OTel metrics flow through New Relic's OTLP endpoint. They land in the `Metric` event with original names preserved (no Prometheus suffixing).

| Prometheus query | NRQL equivalent |
|:-----------------|:----------------|
| `sum by (mcp_tool_name) (rate(mcp_tool_calls_total[5m]))` | `SELECT rate(sum(mcp.tool.calls), 1 second) FROM Metric FACET mcp.tool.name SINCE 1 hour ago TIMESERIES` |
| `histogram_quantile(0.95, sum by (le) (rate(mcp_tool_duration_milliseconds_bucket[5m])))` | `SELECT percentile(mcp.tool.duration, 95) FROM Metric FACET mcp.tool.name SINCE 1 hour ago TIMESERIES` |
| `sum(mcp_requests_active)` | `SELECT latest(mcp.requests.active) FROM Metric SINCE 5 minutes ago` |
| Cumulative leak gap | `SELECT latest(mcp.http.per_request.created) - latest(mcp.http.per_request.finalized) FROM Metric FACET kind TIMESERIES` |

Service filter: `WHERE service.name = 'mcp-ts-core'`.

### Honeycomb

Honeycomb is span-first. Metric values land as fields on the synthetic span produced by the OTel Collector's `honeycomb` exporter — but the more productive path is to query the **trace data** directly, since the framework already emits per-call spans.
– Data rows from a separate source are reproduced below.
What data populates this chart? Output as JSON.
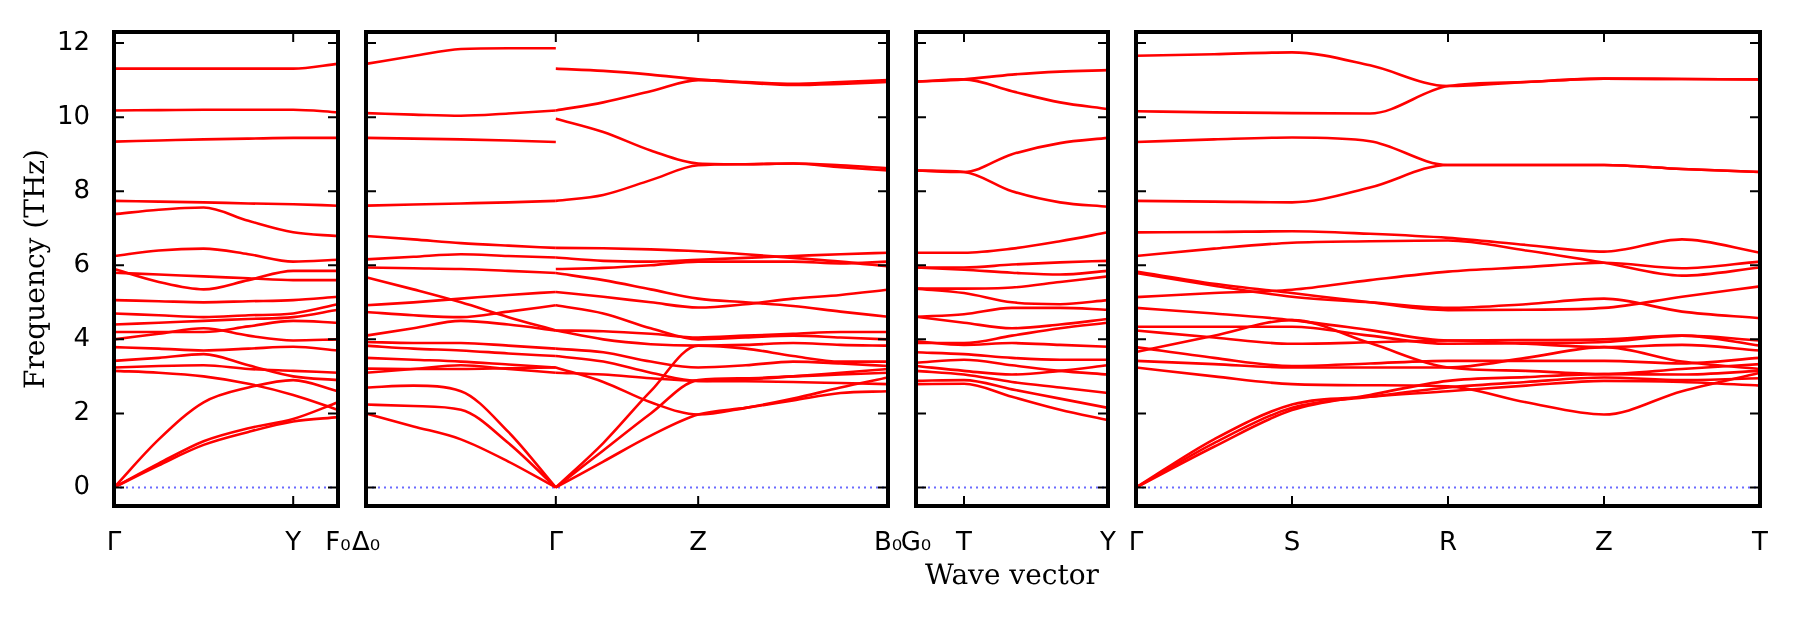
{
  "chart_data": [
    {
      "type": "line",
      "ylabel": "Frequency (THz)",
      "ylim": [
        -0.5,
        12.3
      ],
      "categories": [
        "Γ",
        null,
        null,
        null,
        "Y",
        "F₀"
      ],
      "yticks": [
        0,
        2,
        4,
        6,
        8,
        10,
        12
      ],
      "ref_lines": [
        {
          "axis": "y",
          "value": 0,
          "color": "#6b6bff",
          "line_style": "dotted"
        }
      ],
      "series": [
        {
          "color": "#ff0000",
          "values": [
            0,
            0.6,
            1.15,
            1.5,
            1.78,
            1.9
          ]
        },
        {
          "color": "#ff0000",
          "values": [
            0,
            0.65,
            1.25,
            1.6,
            1.85,
            2.3
          ]
        },
        {
          "color": "#ff0000",
          "values": [
            0,
            1.3,
            2.3,
            2.7,
            2.9,
            2.6
          ]
        },
        {
          "color": "#ff0000",
          "values": [
            3.15,
            3.1,
            3.0,
            2.8,
            2.5,
            2.1
          ]
        },
        {
          "color": "#ff0000",
          "values": [
            3.24,
            3.28,
            3.3,
            3.2,
            3.15,
            3.1
          ]
        },
        {
          "color": "#ff0000",
          "values": [
            3.42,
            3.5,
            3.6,
            3.3,
            3.0,
            2.9
          ]
        },
        {
          "color": "#ff0000",
          "values": [
            3.79,
            3.75,
            3.7,
            3.75,
            3.8,
            3.7
          ]
        },
        {
          "color": "#ff0000",
          "values": [
            4.0,
            4.15,
            4.3,
            4.1,
            3.97,
            4.0
          ]
        },
        {
          "color": "#ff0000",
          "values": [
            4.2,
            4.2,
            4.2,
            4.35,
            4.5,
            4.45
          ]
        },
        {
          "color": "#ff0000",
          "values": [
            4.4,
            4.45,
            4.5,
            4.55,
            4.6,
            4.8
          ]
        },
        {
          "color": "#ff0000",
          "values": [
            4.7,
            4.65,
            4.6,
            4.65,
            4.7,
            4.95
          ]
        },
        {
          "color": "#ff0000",
          "values": [
            5.06,
            5.03,
            5.0,
            5.03,
            5.06,
            5.15
          ]
        },
        {
          "color": "#ff0000",
          "values": [
            5.8,
            5.75,
            5.7,
            5.65,
            5.6,
            5.6
          ]
        },
        {
          "color": "#ff0000",
          "values": [
            5.9,
            5.55,
            5.35,
            5.6,
            5.85,
            5.85
          ]
        },
        {
          "color": "#ff0000",
          "values": [
            6.25,
            6.4,
            6.45,
            6.3,
            6.1,
            6.15
          ]
        },
        {
          "color": "#ff0000",
          "values": [
            7.38,
            7.5,
            7.56,
            7.2,
            6.89,
            6.79
          ]
        },
        {
          "color": "#ff0000",
          "values": [
            7.74,
            7.72,
            7.7,
            7.67,
            7.65,
            7.61
          ]
        },
        {
          "color": "#ff0000",
          "values": [
            9.34,
            9.37,
            9.4,
            9.42,
            9.44,
            9.44
          ]
        },
        {
          "color": "#ff0000",
          "values": [
            10.18,
            10.19,
            10.2,
            10.2,
            10.2,
            10.13
          ]
        },
        {
          "color": "#ff0000",
          "values": [
            11.31,
            11.31,
            11.31,
            11.31,
            11.31,
            11.44
          ]
        }
      ]
    },
    {
      "type": "line",
      "ylim": [
        -0.5,
        12.3
      ],
      "tick_labels": "x",
      "categories": [
        "Δ₀",
        null,
        null,
        null,
        "Γ",
        null,
        null,
        "Z",
        null,
        null,
        null,
        "B₀"
      ],
      "yticks": [
        0,
        2,
        4,
        6,
        8,
        10,
        12
      ],
      "ref_lines": [
        {
          "axis": "y",
          "value": 0,
          "color": "#6b6bff",
          "line_style": "dotted"
        }
      ],
      "series": [
        {
          "color": "#ff0000",
          "values": [
            11.44,
            11.65,
            11.84,
            11.86,
            11.86,
            null,
            null,
            null,
            null,
            null,
            null,
            null
          ]
        },
        {
          "color": "#ff0000",
          "values": [
            10.11,
            10.07,
            10.04,
            10.1,
            10.18,
            null,
            null,
            null,
            null,
            null,
            null,
            null
          ]
        },
        {
          "color": "#ff0000",
          "values": [
            9.44,
            9.42,
            9.4,
            9.37,
            9.33,
            null,
            null,
            null,
            null,
            null,
            null,
            null
          ]
        },
        {
          "color": "#ff0000",
          "values": [
            7.61,
            7.64,
            7.67,
            7.7,
            7.74,
            null,
            null,
            null,
            null,
            null,
            null,
            null
          ]
        },
        {
          "color": "#ff0000",
          "values": [
            6.79,
            6.7,
            6.6,
            6.53,
            6.47,
            null,
            null,
            null,
            null,
            null,
            null,
            null
          ]
        },
        {
          "color": "#ff0000",
          "values": [
            6.16,
            6.23,
            6.3,
            6.25,
            6.21,
            null,
            null,
            null,
            null,
            null,
            null,
            null
          ]
        },
        {
          "color": "#ff0000",
          "values": [
            5.94,
            5.92,
            5.9,
            5.85,
            5.79,
            null,
            null,
            null,
            null,
            null,
            null,
            null
          ]
        },
        {
          "color": "#ff0000",
          "values": [
            5.68,
            5.35,
            5.0,
            4.6,
            4.24,
            null,
            null,
            null,
            null,
            null,
            null,
            null
          ]
        },
        {
          "color": "#ff0000",
          "values": [
            4.92,
            5.0,
            5.1,
            5.2,
            5.28,
            null,
            null,
            null,
            null,
            null,
            null,
            null
          ]
        },
        {
          "color": "#ff0000",
          "values": [
            4.74,
            4.65,
            4.6,
            4.75,
            4.92,
            null,
            null,
            null,
            null,
            null,
            null,
            null
          ]
        },
        {
          "color": "#ff0000",
          "values": [
            4.1,
            4.3,
            4.5,
            4.4,
            4.24,
            null,
            null,
            null,
            null,
            null,
            null,
            null
          ]
        },
        {
          "color": "#ff0000",
          "values": [
            3.93,
            3.9,
            3.9,
            3.83,
            3.75,
            null,
            null,
            null,
            null,
            null,
            null,
            null
          ]
        },
        {
          "color": "#ff0000",
          "values": [
            3.83,
            3.75,
            3.7,
            3.62,
            3.55,
            null,
            null,
            null,
            null,
            null,
            null,
            null
          ]
        },
        {
          "color": "#ff0000",
          "values": [
            3.5,
            3.45,
            3.4,
            3.32,
            3.24,
            null,
            null,
            null,
            null,
            null,
            null,
            null
          ]
        },
        {
          "color": "#ff0000",
          "values": [
            3.21,
            3.2,
            3.2,
            3.22,
            3.24,
            null,
            null,
            null,
            null,
            null,
            null,
            null
          ]
        },
        {
          "color": "#ff0000",
          "values": [
            3.1,
            3.2,
            3.3,
            3.2,
            3.1,
            null,
            null,
            null,
            null,
            null,
            null,
            null
          ]
        },
        {
          "color": "#ff0000",
          "values": [
            2.7,
            2.75,
            2.6,
            1.5,
            0,
            null,
            null,
            null,
            null,
            null,
            null,
            null
          ]
        },
        {
          "color": "#ff0000",
          "values": [
            2.24,
            2.2,
            2.1,
            1.2,
            0,
            null,
            null,
            null,
            null,
            null,
            null,
            null
          ]
        },
        {
          "color": "#ff0000",
          "values": [
            2.0,
            1.65,
            1.3,
            0.7,
            0,
            null,
            null,
            null,
            null,
            null,
            null,
            null
          ]
        },
        {
          "color": "#ff0000",
          "values": [
            null,
            null,
            null,
            null,
            11.31,
            11.25,
            11.15,
            11.02,
            10.93,
            10.87,
            10.9,
            10.95
          ]
        },
        {
          "color": "#ff0000",
          "values": [
            null,
            null,
            null,
            null,
            10.18,
            10.4,
            10.7,
            11.0,
            10.95,
            10.9,
            10.95,
            11.0
          ]
        },
        {
          "color": "#ff0000",
          "values": [
            null,
            null,
            null,
            null,
            9.96,
            9.6,
            9.1,
            8.75,
            8.73,
            8.75,
            8.7,
            8.62
          ]
        },
        {
          "color": "#ff0000",
          "values": [
            null,
            null,
            null,
            null,
            7.74,
            7.9,
            8.3,
            8.7,
            8.73,
            8.75,
            8.65,
            8.56
          ]
        },
        {
          "color": "#ff0000",
          "values": [
            null,
            null,
            null,
            null,
            6.47,
            6.46,
            6.43,
            6.38,
            6.3,
            6.2,
            6.1,
            5.97
          ]
        },
        {
          "color": "#ff0000",
          "values": [
            null,
            null,
            null,
            null,
            6.21,
            6.12,
            6.1,
            6.15,
            6.2,
            6.25,
            6.3,
            6.34
          ]
        },
        {
          "color": "#ff0000",
          "values": [
            null,
            null,
            null,
            null,
            5.9,
            5.93,
            6.0,
            6.1,
            6.1,
            6.1,
            6.05,
            6.1
          ]
        },
        {
          "color": "#ff0000",
          "values": [
            null,
            null,
            null,
            null,
            5.79,
            5.6,
            5.35,
            5.1,
            5.0,
            4.9,
            4.75,
            4.61
          ]
        },
        {
          "color": "#ff0000",
          "values": [
            null,
            null,
            null,
            null,
            5.28,
            5.15,
            5.0,
            4.86,
            4.95,
            5.1,
            5.2,
            5.34
          ]
        },
        {
          "color": "#ff0000",
          "values": [
            null,
            null,
            null,
            null,
            4.92,
            4.7,
            4.3,
            4.0,
            4.05,
            4.1,
            4.05,
            4.0
          ]
        },
        {
          "color": "#ff0000",
          "values": [
            null,
            null,
            null,
            null,
            4.24,
            4.22,
            4.15,
            4.05,
            4.1,
            4.15,
            4.2,
            4.2
          ]
        },
        {
          "color": "#ff0000",
          "values": [
            null,
            null,
            null,
            null,
            4.24,
            4.0,
            3.87,
            3.83,
            3.85,
            3.9,
            3.85,
            3.83
          ]
        },
        {
          "color": "#ff0000",
          "values": [
            null,
            null,
            null,
            null,
            3.75,
            3.65,
            3.4,
            3.24,
            3.3,
            3.4,
            3.35,
            3.28
          ]
        },
        {
          "color": "#ff0000",
          "values": [
            null,
            null,
            null,
            null,
            3.55,
            3.4,
            3.1,
            2.88,
            2.92,
            3.0,
            3.1,
            3.2
          ]
        },
        {
          "color": "#ff0000",
          "values": [
            null,
            null,
            null,
            null,
            3.24,
            2.85,
            2.3,
            1.97,
            2.15,
            2.4,
            2.7,
            2.97
          ]
        },
        {
          "color": "#ff0000",
          "values": [
            null,
            null,
            null,
            null,
            3.1,
            3.05,
            2.95,
            2.88,
            2.87,
            2.85,
            2.82,
            2.79
          ]
        },
        {
          "color": "#ff0000",
          "values": [
            null,
            null,
            null,
            null,
            0,
            1.2,
            2.6,
            3.83,
            3.75,
            3.55,
            3.4,
            3.4
          ]
        },
        {
          "color": "#ff0000",
          "values": [
            null,
            null,
            null,
            null,
            0,
            1.0,
            2.0,
            2.9,
            2.95,
            3.0,
            3.05,
            3.1
          ]
        },
        {
          "color": "#ff0000",
          "values": [
            null,
            null,
            null,
            null,
            0,
            0.7,
            1.4,
            1.97,
            2.15,
            2.35,
            2.55,
            2.6
          ]
        }
      ]
    },
    {
      "type": "line",
      "xlabel": "Wave vector",
      "ylim": [
        -0.5,
        12.3
      ],
      "tick_labels": "x",
      "categories": [
        "G₀",
        "T",
        null,
        null,
        "Y"
      ],
      "yticks": [
        0,
        2,
        4,
        6,
        8,
        10,
        12
      ],
      "ref_lines": [
        {
          "axis": "y",
          "value": 0,
          "color": "#6b6bff",
          "line_style": "dotted"
        }
      ],
      "series": [
        {
          "color": "#ff0000",
          "values": [
            10.96,
            11.02,
            11.15,
            11.23,
            11.27
          ]
        },
        {
          "color": "#ff0000",
          "values": [
            10.96,
            11.02,
            10.7,
            10.4,
            10.22
          ]
        },
        {
          "color": "#ff0000",
          "values": [
            8.56,
            8.52,
            9.0,
            9.3,
            9.44
          ]
        },
        {
          "color": "#ff0000",
          "values": [
            8.56,
            8.52,
            8.0,
            7.7,
            7.58
          ]
        },
        {
          "color": "#ff0000",
          "values": [
            6.34,
            6.34,
            6.45,
            6.65,
            6.89
          ]
        },
        {
          "color": "#ff0000",
          "values": [
            5.94,
            5.94,
            6.02,
            6.08,
            6.12
          ]
        },
        {
          "color": "#ff0000",
          "values": [
            5.94,
            5.88,
            5.8,
            5.75,
            5.85
          ]
        },
        {
          "color": "#ff0000",
          "values": [
            5.37,
            5.37,
            5.4,
            5.55,
            5.7
          ]
        },
        {
          "color": "#ff0000",
          "values": [
            5.37,
            5.25,
            5.0,
            4.95,
            5.06
          ]
        },
        {
          "color": "#ff0000",
          "values": [
            4.61,
            4.68,
            4.85,
            4.85,
            4.8
          ]
        },
        {
          "color": "#ff0000",
          "values": [
            4.61,
            4.45,
            4.3,
            4.4,
            4.55
          ]
        },
        {
          "color": "#ff0000",
          "values": [
            3.9,
            3.9,
            4.1,
            4.3,
            4.45
          ]
        },
        {
          "color": "#ff0000",
          "values": [
            3.95,
            3.85,
            3.9,
            3.85,
            3.8
          ]
        },
        {
          "color": "#ff0000",
          "values": [
            3.65,
            3.6,
            3.5,
            3.45,
            3.45
          ]
        },
        {
          "color": "#ff0000",
          "values": [
            3.37,
            3.45,
            3.3,
            3.15,
            3.05
          ]
        },
        {
          "color": "#ff0000",
          "values": [
            3.28,
            3.15,
            3.05,
            3.15,
            3.3
          ]
        },
        {
          "color": "#ff0000",
          "values": [
            3.15,
            3.05,
            2.85,
            2.7,
            2.55
          ]
        },
        {
          "color": "#ff0000",
          "values": [
            2.88,
            2.9,
            2.65,
            2.4,
            2.15
          ]
        },
        {
          "color": "#ff0000",
          "values": [
            2.79,
            2.8,
            2.45,
            2.1,
            1.82
          ]
        }
      ]
    },
    {
      "type": "line",
      "ylim": [
        -0.5,
        12.3
      ],
      "tick_labels": "x",
      "categories": [
        "Γ",
        null,
        "S",
        null,
        "R",
        null,
        "Z",
        null,
        "T"
      ],
      "yticks": [
        0,
        2,
        4,
        6,
        8,
        10,
        12
      ],
      "ref_lines": [
        {
          "axis": "y",
          "value": 0,
          "color": "#6b6bff",
          "line_style": "dotted"
        }
      ],
      "series": [
        {
          "color": "#ff0000",
          "values": [
            11.66,
            11.7,
            11.75,
            11.4,
            10.84,
            10.95,
            11.04,
            11.03,
            11.02
          ]
        },
        {
          "color": "#ff0000",
          "values": [
            10.16,
            10.13,
            10.11,
            10.1,
            10.84,
            10.95,
            11.04,
            11.03,
            11.02
          ]
        },
        {
          "color": "#ff0000",
          "values": [
            9.33,
            9.4,
            9.45,
            9.35,
            8.71,
            8.71,
            8.71,
            8.6,
            8.52
          ]
        },
        {
          "color": "#ff0000",
          "values": [
            7.74,
            7.72,
            7.7,
            8.1,
            8.71,
            8.71,
            8.71,
            8.6,
            8.52
          ]
        },
        {
          "color": "#ff0000",
          "values": [
            6.89,
            6.9,
            6.92,
            6.85,
            6.74,
            6.55,
            6.37,
            6.7,
            6.34
          ]
        },
        {
          "color": "#ff0000",
          "values": [
            6.25,
            6.45,
            6.61,
            6.65,
            6.67,
            6.4,
            6.07,
            5.72,
            5.94
          ]
        },
        {
          "color": "#ff0000",
          "values": [
            5.79,
            5.45,
            5.15,
            5.0,
            4.85,
            4.95,
            5.1,
            4.75,
            4.57
          ]
        },
        {
          "color": "#ff0000",
          "values": [
            5.83,
            5.5,
            5.25,
            5.0,
            4.79,
            4.8,
            4.85,
            5.15,
            5.43
          ]
        },
        {
          "color": "#ff0000",
          "values": [
            5.14,
            5.25,
            5.34,
            5.6,
            5.83,
            5.95,
            6.07,
            5.92,
            6.1
          ]
        },
        {
          "color": "#ff0000",
          "values": [
            4.85,
            4.7,
            4.52,
            4.25,
            3.97,
            3.98,
            4.0,
            4.1,
            3.97
          ]
        },
        {
          "color": "#ff0000",
          "values": [
            4.34,
            4.34,
            4.34,
            4.1,
            3.88,
            3.9,
            3.93,
            4.1,
            3.83
          ]
        },
        {
          "color": "#ff0000",
          "values": [
            4.24,
            4.05,
            3.88,
            3.92,
            3.97,
            3.88,
            3.79,
            3.85,
            3.7
          ]
        },
        {
          "color": "#ff0000",
          "values": [
            3.79,
            3.5,
            3.28,
            3.35,
            3.42,
            3.42,
            3.42,
            3.35,
            3.5
          ]
        },
        {
          "color": "#ff0000",
          "values": [
            3.66,
            4.1,
            4.52,
            3.9,
            3.24,
            3.15,
            3.06,
            3.2,
            3.33
          ]
        },
        {
          "color": "#ff0000",
          "values": [
            3.42,
            3.33,
            3.24,
            3.24,
            3.24,
            3.5,
            3.79,
            3.4,
            3.2
          ]
        },
        {
          "color": "#ff0000",
          "values": [
            3.24,
            3.0,
            2.79,
            2.76,
            2.73,
            2.3,
            1.97,
            2.6,
            3.1
          ]
        },
        {
          "color": "#ff0000",
          "values": [
            0,
            1.3,
            2.24,
            2.45,
            2.6,
            2.75,
            2.88,
            2.85,
            2.75
          ]
        },
        {
          "color": "#ff0000",
          "values": [
            0,
            1.2,
            2.15,
            2.45,
            2.7,
            2.85,
            2.97,
            2.9,
            2.95
          ]
        },
        {
          "color": "#ff0000",
          "values": [
            0,
            1.1,
            2.09,
            2.5,
            2.88,
            2.98,
            3.06,
            3.05,
            3.15
          ]
        }
      ]
    }
  ]
}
| Goal | Honeycomb query |
|:-----|:----------------|
| Tool call rate by name | `VISUALIZE: COUNT, GROUP BY: name, FILTER: name starts-with "tool_execution:"` |
| Tool p95 duration by name | `VISUALIZE: P95(duration_ms), GROUP BY: name, FILTER: name starts-with "tool_execution:"` |
| Tool error rate | `VISUALIZE: COUNT, GROUP BY: mcp.tool.error_code, FILTER: name starts-with "tool_execution:" AND mcp.tool.success = false` |
| Resource throughput | `VISUALIZE: COUNT, GROUP BY: mcp.resource.name, FILTER: name starts-with "resource_read:"` |
| LLM token cost | `VISUALIZE: SUM(gen_ai.usage.total_tokens), GROUP BY: gen_ai.request.model, FILTER: name = "gen_ai.chat_completion"` |

Service filter: `FILTER: service.name = "mcp-ts-core"`. Honeycomb's `bubbleup` feature makes outlier triage on these spans particularly effective — point it at the slowest 1 % of tool calls and let it surface the differentiating attributes.

---

## Adapting

| Symptom | Fix |
|:--------|:----|
| HTTP server panels empty | Older `@opentelemetry/instrumentation-http` emits `http.server.duration` (ms) instead of `http.server.request.duration` (s). Replace `http_server_request_duration_seconds` with `http_server_duration_milliseconds` in the JSON. |
| Dashboard empty on Cloudflare Workers | `NodeSDK` doesn't run in V8 isolates and the framework no-ops metric emission unless a Worker-compatible exporter is wired. See [`observability.md`](./observability.md) for runtime caveats. |

For other mismatches (different service label, `add_metric_suffixes: false`, custom attribute filters), inspect one query against your actual metric names and find/replace from there.